Closed Imaver closed 5 years ago

Imaver commented 5 years ago

Hi vpenades,

Could you please kindly let me know if there is a way to add normal information while using PrimitiveBuilder.AddTriangle method?

I tested code from your examples and it worked perfectly with AddTriangle method. However, when I am trying to create Vertex with VertexPositionNormal component and pass it to AddTriangle method, it is not working at the moment. 3d models look good, but normal information is not there. I also tried to add some obvious 0,0,1 vectors to check if normal information is transferred, there were no visual changes.

Please refer to the attached file for code example.

If I am doing it wrong, could you please let me know how I can specify the normal information using AddTriangle method with a somewhat similar approach? TestGltf.txt

I am not sure if this is an issue but have no other way to reach you. Your help is very much appreciated.

vpenades commented 5 years ago

Checking your code, I've seen you're declaring the MeshBuilder with Positions only.

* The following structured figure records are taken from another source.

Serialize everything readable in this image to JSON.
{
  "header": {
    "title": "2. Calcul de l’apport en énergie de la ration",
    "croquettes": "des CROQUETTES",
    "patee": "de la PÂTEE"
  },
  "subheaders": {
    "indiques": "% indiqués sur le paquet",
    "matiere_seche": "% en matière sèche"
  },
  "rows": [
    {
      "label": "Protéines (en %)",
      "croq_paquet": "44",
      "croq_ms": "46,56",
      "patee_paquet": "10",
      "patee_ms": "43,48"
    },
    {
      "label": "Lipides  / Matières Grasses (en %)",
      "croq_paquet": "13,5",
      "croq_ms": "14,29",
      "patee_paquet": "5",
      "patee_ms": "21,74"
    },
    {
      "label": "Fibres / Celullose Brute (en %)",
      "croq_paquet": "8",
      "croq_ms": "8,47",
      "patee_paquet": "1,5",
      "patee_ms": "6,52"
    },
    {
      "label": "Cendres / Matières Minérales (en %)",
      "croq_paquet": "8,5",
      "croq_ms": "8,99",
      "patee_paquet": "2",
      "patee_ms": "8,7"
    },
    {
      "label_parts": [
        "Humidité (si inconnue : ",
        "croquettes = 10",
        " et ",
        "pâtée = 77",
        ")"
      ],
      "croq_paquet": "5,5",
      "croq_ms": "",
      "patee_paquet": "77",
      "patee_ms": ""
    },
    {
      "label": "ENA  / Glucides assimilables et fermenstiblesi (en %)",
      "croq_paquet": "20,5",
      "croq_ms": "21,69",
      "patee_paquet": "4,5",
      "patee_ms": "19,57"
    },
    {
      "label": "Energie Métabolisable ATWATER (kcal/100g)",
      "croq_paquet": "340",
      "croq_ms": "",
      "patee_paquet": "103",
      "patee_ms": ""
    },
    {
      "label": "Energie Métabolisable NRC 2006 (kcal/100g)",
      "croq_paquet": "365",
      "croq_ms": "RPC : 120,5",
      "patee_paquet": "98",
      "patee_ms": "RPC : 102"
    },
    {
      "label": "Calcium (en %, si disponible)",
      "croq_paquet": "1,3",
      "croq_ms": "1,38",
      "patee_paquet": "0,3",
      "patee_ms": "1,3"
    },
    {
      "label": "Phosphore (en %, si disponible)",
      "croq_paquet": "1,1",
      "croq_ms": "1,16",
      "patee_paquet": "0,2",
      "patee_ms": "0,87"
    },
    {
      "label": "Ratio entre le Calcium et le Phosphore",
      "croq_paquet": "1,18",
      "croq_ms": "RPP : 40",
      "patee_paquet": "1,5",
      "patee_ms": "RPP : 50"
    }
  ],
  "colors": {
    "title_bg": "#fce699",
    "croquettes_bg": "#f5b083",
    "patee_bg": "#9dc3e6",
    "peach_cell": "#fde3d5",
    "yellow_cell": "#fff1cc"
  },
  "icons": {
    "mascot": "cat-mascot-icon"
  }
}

var mesh = new MeshBuilder<VertexPosition>("mesh");

Also, I've noticed you also want to define UV coordinates, so, you need to declare the mesh builder like this:

var mesh = new MeshBuilder<VertexPositionNormal, VertexTexture1>("mesh");

you also need to declare your vertices in the same way as the mesh, like this:

var a = new Vertex<VertexPositionNormal, VertexTexture1, VertexEmpty>();
var b = new Vertex<VertexPositionNormal, VertexTexture1, VertexEmpty>();
var c = new Vertex<VertexPositionNormal, VertexTexture1, VertexEmpty>();

primitive.AddTriangle(a,b,c);

The basic rule is that you create a mesh builder with the vertex flavours you want to use, and the vertices you use later for the triangles must match the mesh builder.

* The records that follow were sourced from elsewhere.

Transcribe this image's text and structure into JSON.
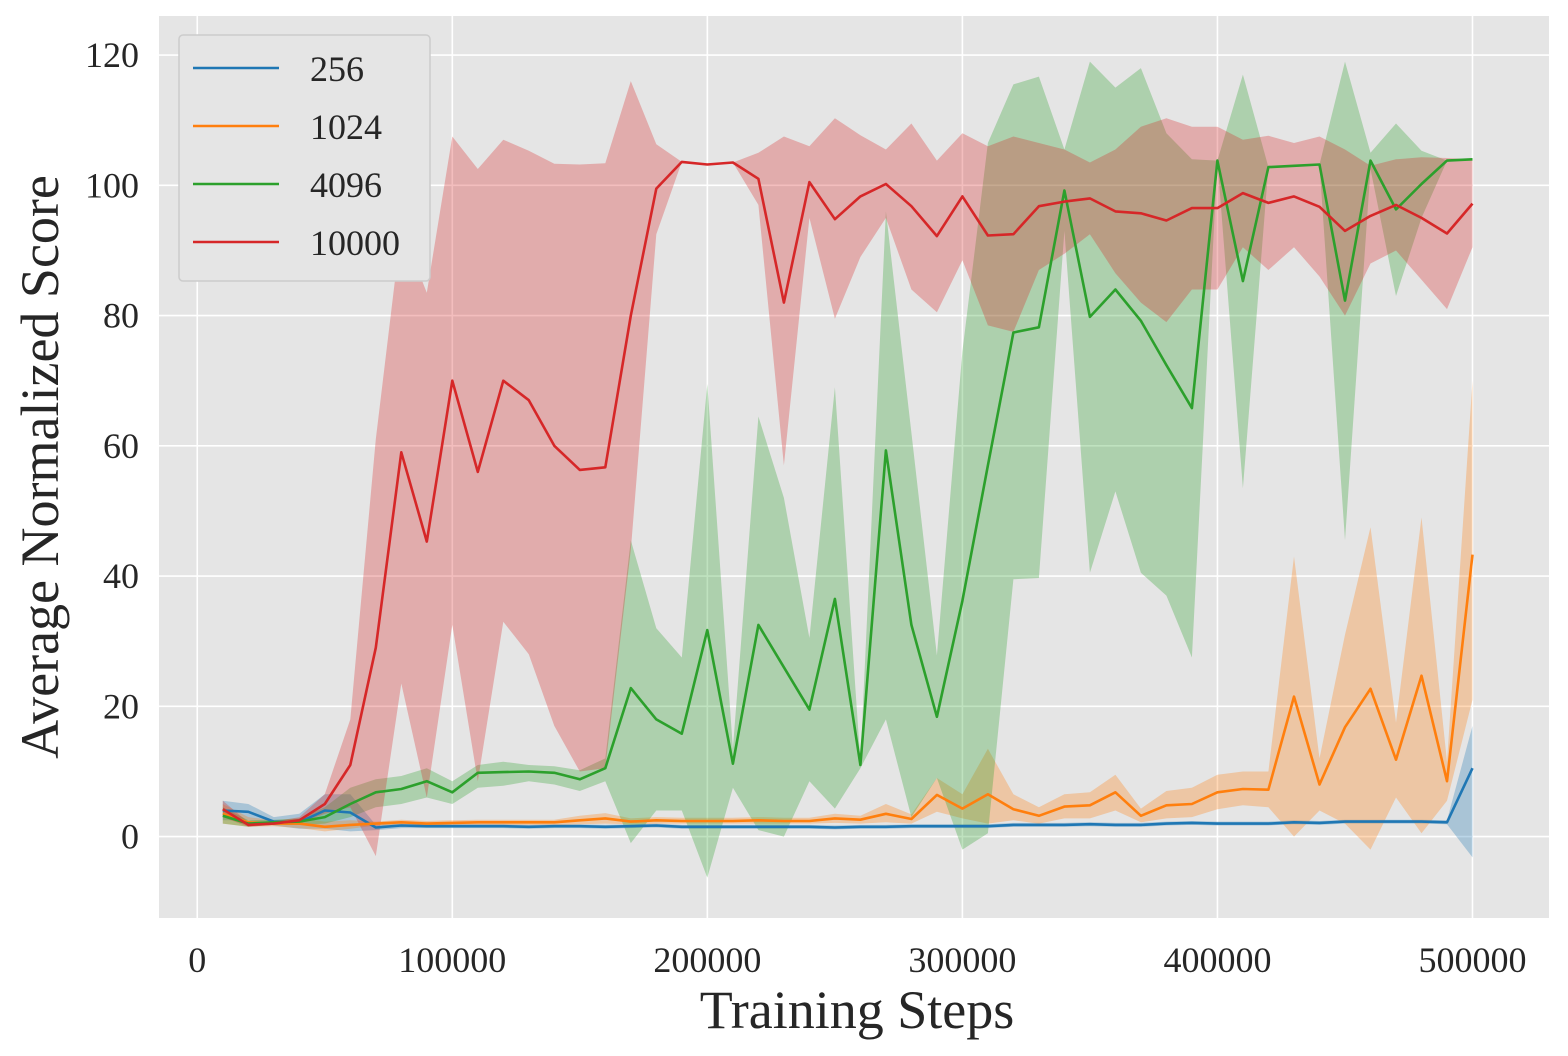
{
  "chart_data": {
    "type": "line",
    "title": "",
    "xlabel": "Training Steps",
    "ylabel": "Average Normalized Score",
    "xlim": [
      -15000,
      530000
    ],
    "ylim": [
      -12.5,
      126
    ],
    "xticks": [
      0,
      100000,
      200000,
      300000,
      400000,
      500000
    ],
    "yticks": [
      0,
      20,
      40,
      60,
      80,
      100,
      120
    ],
    "grid": true,
    "legend_position": "top-left",
    "x": [
      10000,
      20000,
      30000,
      40000,
      50000,
      60000,
      70000,
      80000,
      90000,
      100000,
      110000,
      120000,
      130000,
      140000,
      150000,
      160000,
      170000,
      180000,
      190000,
      200000,
      210000,
      220000,
      230000,
      240000,
      250000,
      260000,
      270000,
      280000,
      290000,
      300000,
      310000,
      320000,
      330000,
      340000,
      350000,
      360000,
      370000,
      380000,
      390000,
      400000,
      410000,
      420000,
      430000,
      440000,
      450000,
      460000,
      470000,
      480000,
      490000,
      500000
    ],
    "series": [
      {
        "name": "256",
        "color": "#1f77b4",
        "values": [
          4,
          3.8,
          2.3,
          2.2,
          4.0,
          3.7,
          1.4,
          1.7,
          1.6,
          1.6,
          1.6,
          1.6,
          1.5,
          1.6,
          1.6,
          1.5,
          1.6,
          1.7,
          1.5,
          1.5,
          1.5,
          1.5,
          1.5,
          1.5,
          1.4,
          1.5,
          1.5,
          1.6,
          1.6,
          1.6,
          1.6,
          1.8,
          1.8,
          1.8,
          1.9,
          1.8,
          1.8,
          2.0,
          2.1,
          2.0,
          2.0,
          2.0,
          2.2,
          2.1,
          2.3,
          2.3,
          2.3,
          2.3,
          2.2,
          10.5
        ],
        "lower": [
          2.5,
          2.5,
          1.7,
          1.2,
          1.2,
          0.8,
          1.0,
          1.3,
          1.3,
          1.3,
          1.3,
          1.3,
          1.2,
          1.3,
          1.3,
          1.2,
          1.3,
          1.4,
          1.2,
          1.2,
          1.2,
          1.2,
          1.2,
          1.2,
          1.1,
          1.2,
          1.2,
          1.3,
          1.3,
          1.3,
          1.3,
          1.5,
          1.5,
          1.5,
          1.6,
          1.5,
          1.5,
          1.7,
          1.8,
          1.7,
          1.7,
          1.7,
          1.9,
          1.8,
          2.0,
          2.0,
          2.0,
          2.0,
          1.9,
          -3.2
        ],
        "upper": [
          5.5,
          5.0,
          3.0,
          3.5,
          6.5,
          6.5,
          1.8,
          2.0,
          1.9,
          1.9,
          1.9,
          1.9,
          1.8,
          1.9,
          1.9,
          1.8,
          1.9,
          2.0,
          1.8,
          1.8,
          1.8,
          1.8,
          1.8,
          1.8,
          1.7,
          1.8,
          1.8,
          1.9,
          1.9,
          1.9,
          1.9,
          2.1,
          2.1,
          2.1,
          2.2,
          2.1,
          2.1,
          2.3,
          2.4,
          2.3,
          2.3,
          2.3,
          2.5,
          2.4,
          2.6,
          2.6,
          2.6,
          2.6,
          2.5,
          17.0
        ]
      },
      {
        "name": "1024",
        "color": "#ff7f0e",
        "values": [
          3.5,
          2.2,
          2.0,
          2.0,
          1.5,
          1.8,
          2.0,
          2.2,
          2.0,
          2.1,
          2.2,
          2.2,
          2.2,
          2.2,
          2.5,
          2.8,
          2.3,
          2.5,
          2.4,
          2.4,
          2.4,
          2.5,
          2.4,
          2.4,
          2.8,
          2.6,
          3.5,
          2.7,
          6.4,
          4.3,
          6.5,
          4.2,
          3.2,
          4.6,
          4.8,
          6.8,
          3.2,
          4.8,
          5.0,
          6.8,
          7.3,
          7.2,
          21.5,
          8.0,
          16.8,
          22.7,
          11.8,
          24.7,
          8.5,
          43.3
        ],
        "lower": [
          2.0,
          1.5,
          1.6,
          1.3,
          0.8,
          1.2,
          1.7,
          1.8,
          1.7,
          1.8,
          1.8,
          1.8,
          1.8,
          1.8,
          1.9,
          2.0,
          1.9,
          2.0,
          2.0,
          2.0,
          2.0,
          2.0,
          2.0,
          2.0,
          2.1,
          2.0,
          2.2,
          2.0,
          3.8,
          2.8,
          2.0,
          2.5,
          2.0,
          2.8,
          2.8,
          4.0,
          2.2,
          2.8,
          3.0,
          4.2,
          4.8,
          4.5,
          0.0,
          4.0,
          2.0,
          -2.0,
          6.0,
          0.5,
          5.5,
          21.0
        ],
        "upper": [
          5.0,
          3.0,
          2.5,
          2.8,
          2.3,
          2.5,
          2.3,
          2.6,
          2.4,
          2.5,
          2.6,
          2.6,
          2.6,
          2.6,
          3.2,
          3.6,
          2.8,
          3.0,
          2.9,
          2.9,
          2.9,
          3.0,
          2.9,
          2.9,
          3.5,
          3.2,
          5.0,
          3.4,
          9.0,
          6.5,
          13.5,
          6.5,
          4.5,
          6.5,
          6.8,
          9.5,
          4.3,
          7.0,
          7.5,
          9.5,
          10.0,
          10.0,
          43.0,
          12.0,
          31.0,
          47.5,
          17.5,
          49.0,
          11.5,
          70.0
        ]
      },
      {
        "name": "4096",
        "color": "#2ca02c",
        "values": [
          3.2,
          2.0,
          2.2,
          2.3,
          3.0,
          5.0,
          6.8,
          7.3,
          8.5,
          6.8,
          9.8,
          9.9,
          10.0,
          9.8,
          8.8,
          10.5,
          22.8,
          18.0,
          15.8,
          31.7,
          11.2,
          32.5,
          26.0,
          19.5,
          36.5,
          11.0,
          59.3,
          32.5,
          18.4,
          36.2,
          57.0,
          77.4,
          78.2,
          99.2,
          79.8,
          84.0,
          79.2,
          72.4,
          65.8,
          103.8,
          85.3,
          102.8,
          103.0,
          103.2,
          82.3,
          103.8,
          96.3,
          100.2,
          103.8,
          104.0
        ],
        "lower": [
          2.0,
          1.5,
          1.8,
          1.8,
          2.0,
          3.0,
          4.5,
          5.0,
          6.0,
          5.0,
          7.5,
          7.8,
          8.5,
          8.0,
          7.0,
          8.5,
          -1.0,
          4.0,
          4.0,
          -6.3,
          7.5,
          1.0,
          0.0,
          8.5,
          4.3,
          10.5,
          18.0,
          3.0,
          9.0,
          -2.0,
          0.5,
          39.5,
          39.7,
          93.0,
          40.5,
          53.0,
          40.5,
          37.0,
          27.5,
          103.8,
          53.5,
          102.8,
          103.0,
          103.2,
          45.5,
          102.5,
          83.0,
          95.0,
          103.8,
          104.0
        ],
        "upper": [
          4.5,
          2.5,
          2.6,
          2.8,
          4.5,
          7.5,
          8.8,
          9.3,
          10.5,
          8.5,
          11.0,
          11.5,
          11.0,
          10.8,
          10.2,
          12.0,
          45.5,
          32.0,
          27.5,
          69.5,
          13.5,
          64.5,
          52.0,
          30.5,
          69.0,
          11.5,
          96.0,
          62.0,
          27.8,
          74.5,
          106.5,
          115.5,
          116.7,
          105.5,
          119.0,
          115.0,
          118.0,
          108.0,
          104.0,
          103.8,
          117.0,
          102.8,
          103.0,
          103.2,
          119.0,
          105.0,
          109.5,
          105.3,
          103.8,
          104.0
        ]
      },
      {
        "name": "10000",
        "color": "#d62728",
        "values": [
          4.2,
          1.8,
          2.0,
          2.5,
          5.0,
          11.0,
          29.0,
          59.0,
          45.3,
          70.0,
          56.0,
          70.0,
          67.0,
          60.0,
          56.3,
          56.7,
          80.0,
          99.5,
          103.6,
          103.2,
          103.5,
          101.0,
          82.0,
          100.5,
          94.8,
          98.3,
          100.2,
          96.8,
          92.2,
          98.3,
          92.3,
          92.5,
          96.8,
          97.5,
          98.0,
          96.0,
          95.7,
          94.6,
          96.5,
          96.5,
          98.8,
          97.3,
          98.3,
          96.7,
          93.0,
          95.3,
          97.0,
          95.0,
          92.6,
          97.2
        ],
        "lower": [
          3.0,
          1.5,
          1.8,
          2.0,
          3.5,
          4.5,
          -3.0,
          23.5,
          6.0,
          32.5,
          8.5,
          33.0,
          28.0,
          17.0,
          10.0,
          10.5,
          44.0,
          92.5,
          103.6,
          103.2,
          103.5,
          97.0,
          57.0,
          95.0,
          79.5,
          89.0,
          95.0,
          84.0,
          80.5,
          88.5,
          78.5,
          77.5,
          87.0,
          89.5,
          92.5,
          86.5,
          82.0,
          79.0,
          84.0,
          84.0,
          90.5,
          87.0,
          90.5,
          86.0,
          80.0,
          88.0,
          90.0,
          85.5,
          81.0,
          90.5
        ],
        "upper": [
          5.5,
          2.2,
          2.3,
          3.0,
          6.5,
          18.0,
          61.0,
          93.5,
          83.5,
          107.5,
          102.5,
          107.0,
          105.3,
          103.3,
          103.2,
          103.4,
          116.0,
          106.3,
          103.6,
          103.2,
          103.5,
          105.0,
          107.5,
          106.0,
          110.3,
          107.7,
          105.5,
          109.5,
          103.8,
          108.0,
          106.0,
          107.5,
          106.5,
          105.5,
          103.5,
          105.5,
          109.0,
          110.3,
          109.0,
          109.0,
          107.0,
          107.6,
          106.5,
          107.5,
          105.5,
          103.0,
          104.0,
          104.3,
          104.2,
          104.0
        ]
      }
    ]
  }
}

There's some basic documentation here.

And another example here.

Another detail I've noticed about your code: you're creating a new MeshBuilder for every material, and then calling CreateMeshes also for every material.

A single MeshBuilder supports multiple materials, so you can create only one mesh for all your export.

Also, CreateMeshes supports multiple meshes, and if you call it just once with all the meshes you're going to use in the model, it will optimize the meshes so they can render faster.

Imaver commented 5 years ago

Thank you very much for the extensive explanation!